One site says the American universities are unsafe for Jewish students, while another argues against the idea of a Palestinian state. The websites share the same address, suggesting common ownership.

“Doing it against the U.S. is just simply stupid,” says Achiya Schatz, FakeReporter’s CEO. “Israelis should be worried because we can find ourselves easily targeted by these kinds of tools. I don’t trust these kinds of tools in the hands of anyone.”

The source code of fake websites and a wedge between Palestinians and black americans: Israeli online influence campaign attempted to sway American lawmakers

The researchers found the websites’ source code on Git, a platform coders use to manage their work. The name is similar to a co-founder of STOIC and it is referred to in the source code.

DFRLab said the fake accounts mostly interacted with other fake accounts. The accounts were deleted before they gained traction with real people.

The campaigns aimed to drive a wedge between Palestinians and Black Americans, according to an anthropologist in the United Kingdom.

Aouragh said different groups are giving in to the solidarity and affinity that they have felt. She says the influence campaigns are a desperate attempt to break the unity.

Framing Islam as the problem is not something the state should be involved with. “It’s promoting hate and promoting fear and promoting messages that, at the end of the day, I’m embarrassed by.”

Source: A covert Israeli online influence campaign tried to sway American lawmakers

Attacks on Israel during the 2009 Gaza War: OpenAI, Meta, Fake Reporter, and Israel’s Embassy at the Jerusalem Foreign Ministry

Fake Reporter’s report this week follows similar reports released last week by the social media company Meta and artificial intelligence company OpenAI. The companies took down fake accounts that were tied to STOIC. OpenAI said that fake accounts were used to distribute the articles and comments.
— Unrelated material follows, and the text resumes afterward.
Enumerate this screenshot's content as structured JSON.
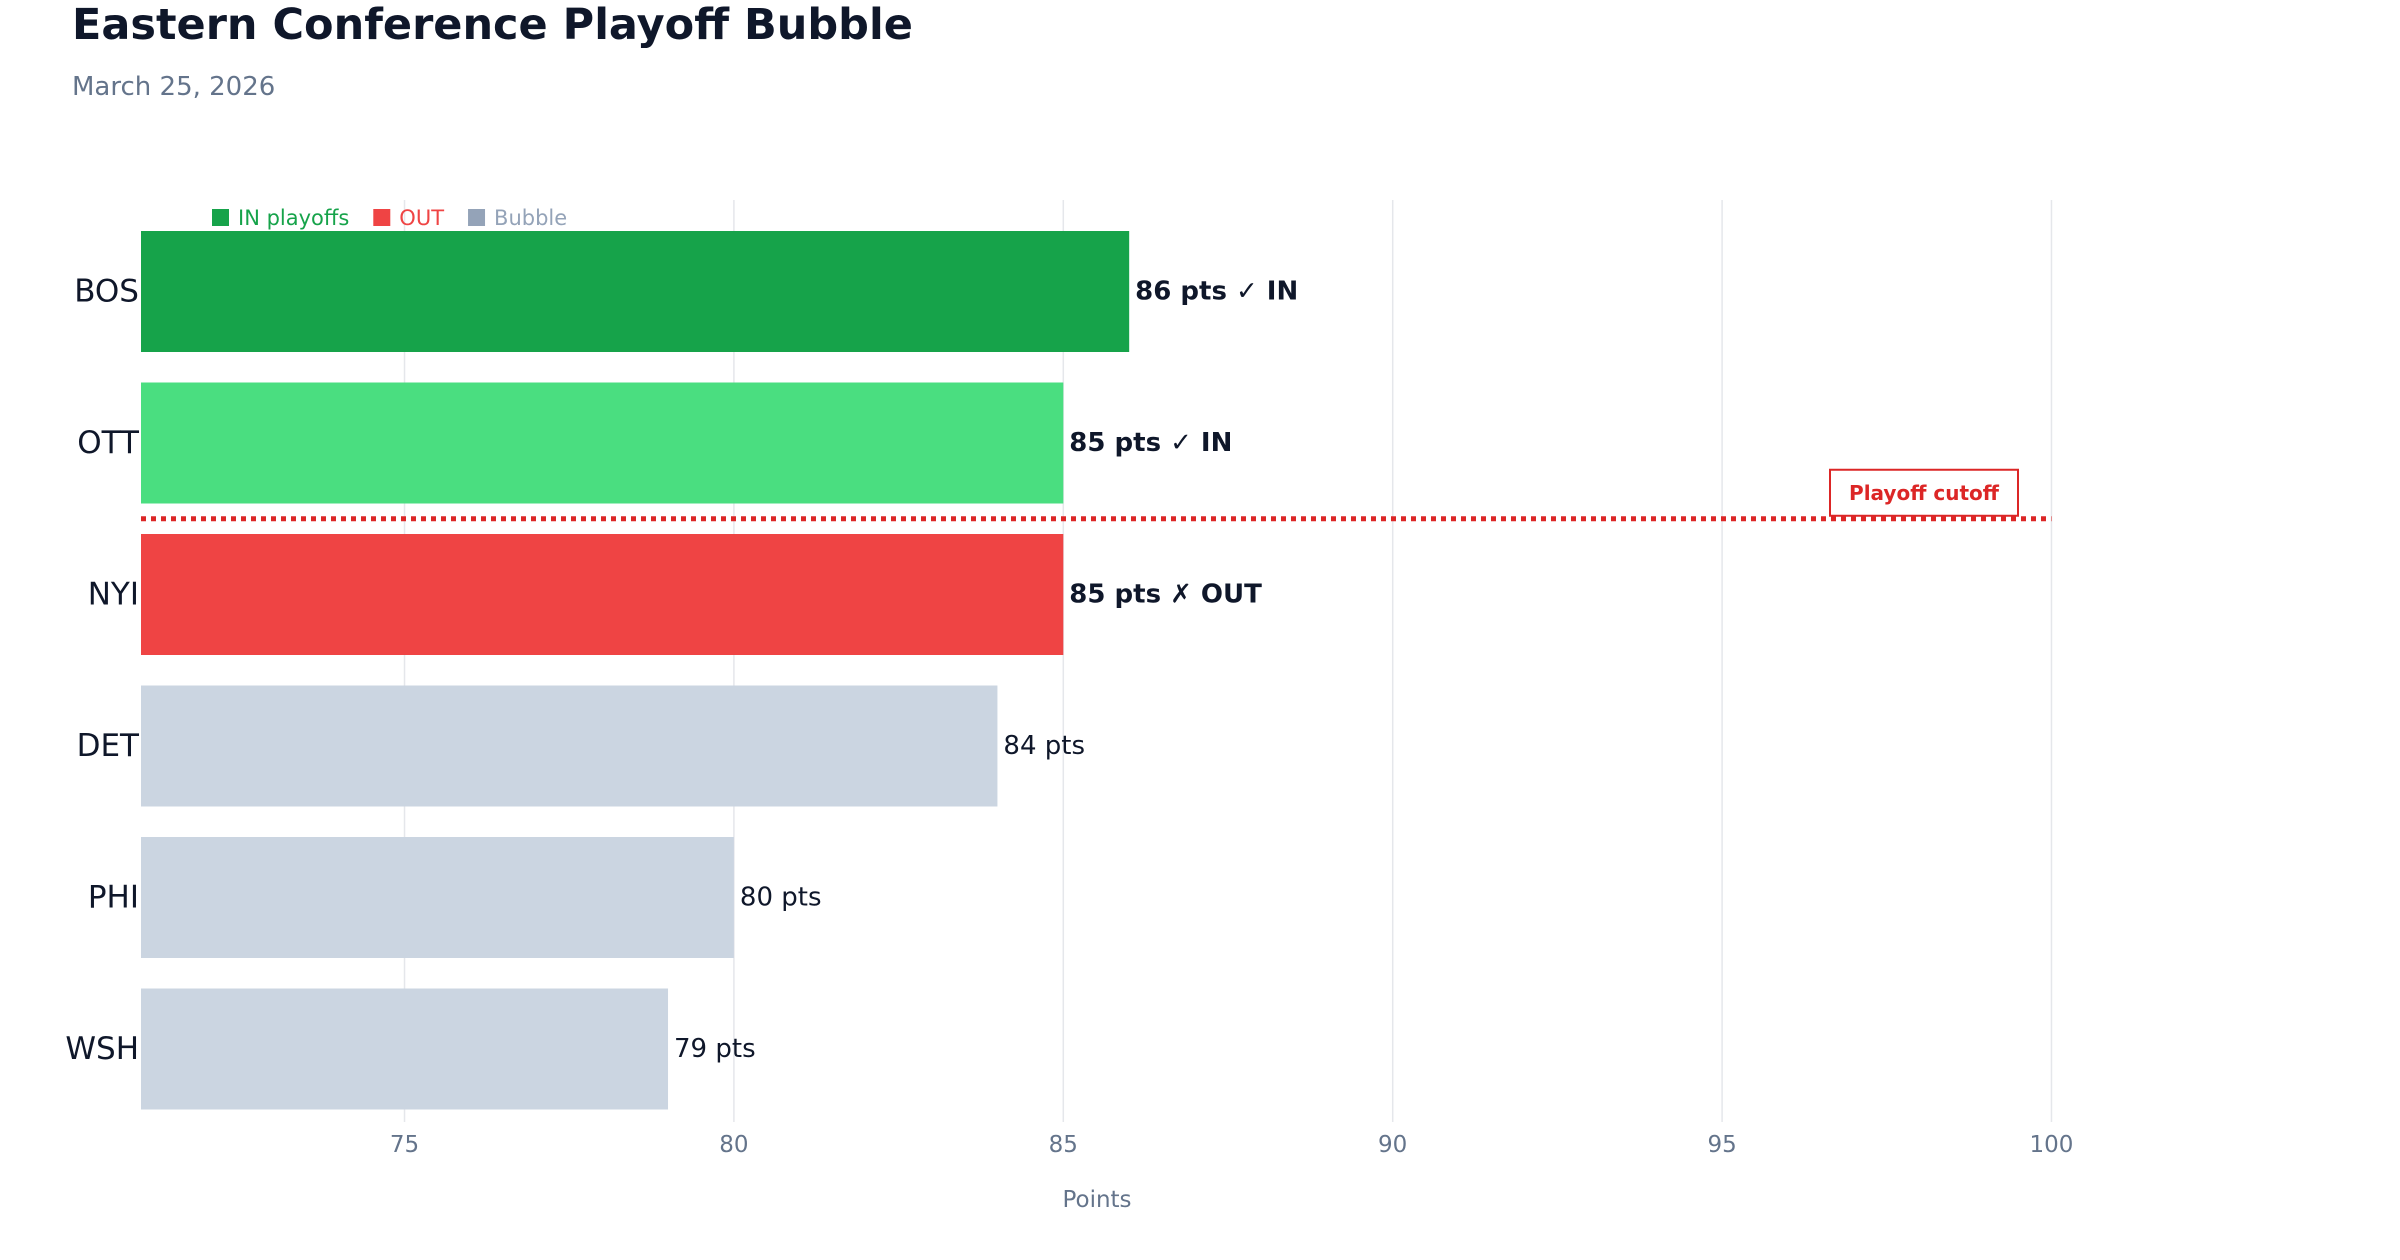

Back in 2009, an official from Israel’s Ministry of Foreign Affairs told an Israeli newspaperthat the department was establishing a team to promote Israel and specifically to rally international support in the wake of Israel’s war on Gaza that year, known as Operation Cast Lead. The department hired people who spoke foreign languages like English to write messages on social media. The official cited influencing Americans as an example, and also said those workers did not have to identify themselves as working on behalf of the Israeli government.

“The main countries that hasbara has traditionally been targeting are the main funders of Israel, the main supporter. So Europe and North America,” Aouragh told NPR. She said that the common narratives in Europe include using anti-semitism or depicting Arab terrorists as 9/11 is our 9/11.

In the Gulf countries, Aouragh says, hasbara encourages people to focus on their own affairs. “Why don’t you worry about your own financial problems, your own conflicts, your own wars?”

Social media influence campaigns, as well as many other ways hasbara does, should not be used recklessly during war.

“You give legitimacy to an act that is at its core is manipulative and anti-democratic in many ways, because you’re pushing people’s decision-making away from reality,” Schatz said. They’re being done by non-democratic countries. [such] as Russia or Iran. I don’t know why we should take part in it.”